The clouds that baffled the northwest never sailed toward them. Instead a breeze, preternatural for its constancy, swept in from the south, drawing the thousands of Circumfix banners into one rippling direction. The Sakarpi scouts called it the Gangan-naru, the “Parching Wind,” a name they spoke with the flat look of men recalling disaster. The Gangan-naru, they said, came but once every t
en years, culling the herds, forcing the Horselords to abandon the Pale, and all but transforming the Istyuli into a vast desert. The Kianene and Khirgwi among the host swore they could smell the dusty scent of their home, the faraway Carathay.
When the hour was late, and the Judges no longer walked the encampment, the grizzled Veterans of the First Holy War murmured stories of woe. “You think the path of the righteous is one of certainty and ease,” they said to younger faces, “but it is trial that separates the weak from the holy.” Only the most drunk spoke of the Trail of Skulls, the First Holy War’s catastrophic march along the desert coasts of Khemema. And without exception their voices became murmurs, overcome by memories of the weak and the fallen.

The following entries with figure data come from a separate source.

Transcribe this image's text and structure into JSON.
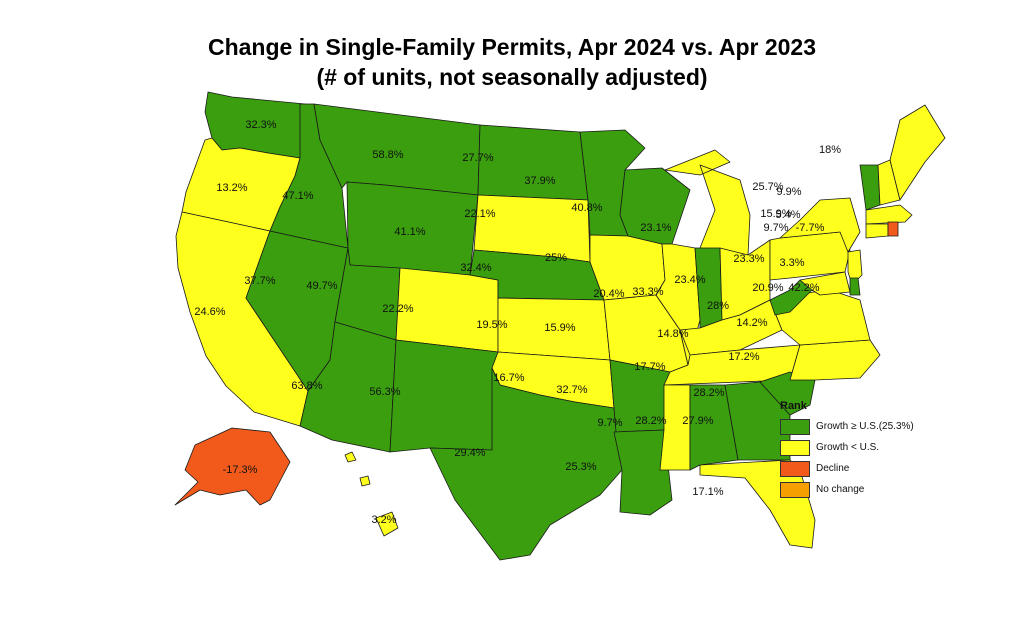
{
  "title_line1": "Change in Single-Family Permits, Apr 2024 vs. Apr 2023",
  "title_line2": "(# of units, not seasonally adjusted)",
  "colors": {
    "growth_ge_us": "#3a9e0e",
    "growth_lt_us": "#ffff1e",
    "decline": "#f25a1c",
    "no_change": "#f5a000"
  },
  "legend": {
    "title": "Rank",
    "items": [
      {
        "key": "growth_ge_us",
        "label": "Growth ≥ U.S.(25.3%)"
      },
      {
        "key": "growth_lt_us",
        "label": "Growth < U.S."
      },
      {
        "key": "decline",
        "label": "Decline"
      },
      {
        "key": "no_change",
        "label": "No change"
      }
    ]
  },
  "states": [
    {
      "abbr": "WA",
      "value": "32.3%",
      "rank": "growth_ge_us"
    },
    {
      "abbr": "OR",
      "value": "13.2%",
      "rank": "growth_lt_us"
    },
    {
      "abbr": "CA",
      "value": "24.6%",
      "rank": "growth_lt_us"
    },
    {
      "abbr": "NV",
      "value": "37.7%",
      "rank": "growth_ge_us"
    },
    {
      "abbr": "ID",
      "value": "47.1%",
      "rank": "growth_ge_us"
    },
    {
      "abbr": "MT",
      "value": "58.8%",
      "rank": "growth_ge_us"
    },
    {
      "abbr": "WY",
      "value": "41.1%",
      "rank": "growth_ge_us"
    },
    {
      "abbr": "UT",
      "value": "49.7%",
      "rank": "growth_ge_us"
    },
    {
      "abbr": "AZ",
      "value": "63.8%",
      "rank": "growth_ge_us"
    },
    {
      "abbr": "CO",
      "value": "22.2%",
      "rank": "growth_lt_us"
    },
    {
      "abbr": "NM",
      "value": "56.3%",
      "rank": "growth_ge_us"
    },
    {
      "abbr": "ND",
      "value": "27.7%",
      "rank": "growth_ge_us"
    },
    {
      "abbr": "SD",
      "value": "22.1%",
      "rank": "growth_lt_us"
    },
    {
      "abbr": "NE",
      "value": "32.4%",
      "rank": "growth_ge_us"
    },
    {
      "abbr": "KS",
      "value": "19.5%",
      "rank": "growth_lt_us"
    },
    {
      "abbr": "OK",
      "value": "16.7%",
      "rank": "growth_lt_us"
    },
    {
      "abbr": "TX",
      "value": "29.4%",
      "rank": "growth_ge_us"
    },
    {
      "abbr": "MN",
      "value": "37.9%",
      "rank": "growth_ge_us"
    },
    {
      "abbr": "IA",
      "value": "25%",
      "rank": "growth_lt_us"
    },
    {
      "abbr": "MO",
      "value": "15.9%",
      "rank": "growth_lt_us"
    },
    {
      "abbr": "AR",
      "value": "32.7%",
      "rank": "growth_ge_us"
    },
    {
      "abbr": "LA",
      "value": "25.3%",
      "rank": "growth_ge_us"
    },
    {
      "abbr": "WI",
      "value": "40.8%",
      "rank": "growth_ge_us"
    },
    {
      "abbr": "IL",
      "value": "20.4%",
      "rank": "growth_lt_us"
    },
    {
      "abbr": "MI",
      "value": "23.1%",
      "rank": "growth_lt_us"
    },
    {
      "abbr": "IN",
      "value": "33.3%",
      "rank": "growth_ge_us"
    },
    {
      "abbr": "OH",
      "value": "23.4%",
      "rank": "growth_lt_us"
    },
    {
      "abbr": "KY",
      "value": "14.8%",
      "rank": "growth_lt_us"
    },
    {
      "abbr": "TN",
      "value": "17.7%",
      "rank": "growth_lt_us"
    },
    {
      "abbr": "MS",
      "value": "9.7%",
      "rank": "growth_lt_us"
    },
    {
      "abbr": "AL",
      "value": "28.2%",
      "rank": "growth_ge_us"
    },
    {
      "abbr": "GA",
      "value": "27.9%",
      "rank": "growth_ge_us"
    },
    {
      "abbr": "FL",
      "value": "17.1%",
      "rank": "growth_lt_us"
    },
    {
      "abbr": "SC",
      "value": "28.2%",
      "rank": "growth_ge_us"
    },
    {
      "abbr": "NC",
      "value": "17.2%",
      "rank": "growth_lt_us"
    },
    {
      "abbr": "VA",
      "value": "14.2%",
      "rank": "growth_lt_us"
    },
    {
      "abbr": "WV",
      "value": "28%",
      "rank": "growth_ge_us"
    },
    {
      "abbr": "PA",
      "value": "23.3%",
      "rank": "growth_lt_us"
    },
    {
      "abbr": "NY",
      "value": "15.9%",
      "rank": "growth_lt_us"
    },
    {
      "abbr": "VT",
      "value": "25.7%",
      "rank": "growth_ge_us"
    },
    {
      "abbr": "NH",
      "value": "9.9%",
      "rank": "growth_lt_us"
    },
    {
      "abbr": "ME",
      "value": "18%",
      "rank": "growth_lt_us"
    },
    {
      "abbr": "MA",
      "value": "5.4%",
      "rank": "growth_lt_us"
    },
    {
      "abbr": "CT",
      "value": "9.7%",
      "rank": "growth_lt_us"
    },
    {
      "abbr": "RI",
      "value": "-7.7%",
      "rank": "decline"
    },
    {
      "abbr": "NJ",
      "value": "3.3%",
      "rank": "growth_lt_us"
    },
    {
      "abbr": "MD",
      "value": "20.9%",
      "rank": "growth_lt_us"
    },
    {
      "abbr": "DE",
      "value": "42.2%",
      "rank": "growth_ge_us"
    },
    {
      "abbr": "AK",
      "value": "-17.3%",
      "rank": "decline"
    },
    {
      "abbr": "HI",
      "value": "3.2%",
      "rank": "growth_lt_us"
    }
  ]
}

Arrayed in great roping lines, the Men of the Circumfix trudged onward with dogged resolution, travelling ever northward. They formed a veritable sea, one churning with many-coloured currents—the black shields of the Thunyeri, the silvered helms of the Conriyans, the crimson surcoats of the Nansur—and yet the emptiness continued to open and open, vast enough to even make the Great Ordeal small. A cloud of horsemen encircled the host, companies of household knights riding beneath the banners of the Three Seas caste-nobility—Ainoni Palatines, Galeoth Earls, Kianene Grandees, and many more. They probed the distances, searching for an enemy who never appeared, save for the ever greater swathes of raked earth they galloped across.
At the Council of Potentates, the Believer-Kings finally petitioned their Holy Aspect-Emperor, asking whether he knew anything of their elusive foe. “You look about you,” he said, stepping luminous among them, “see the greatest host of Men ever assembled, and you yearn to crush your enemies, thinking yourself invincible. Heed me, the Sranc will scratch that yearning from you. A time will come when you look back to these days and wish that your eagerness had gone unrequited.”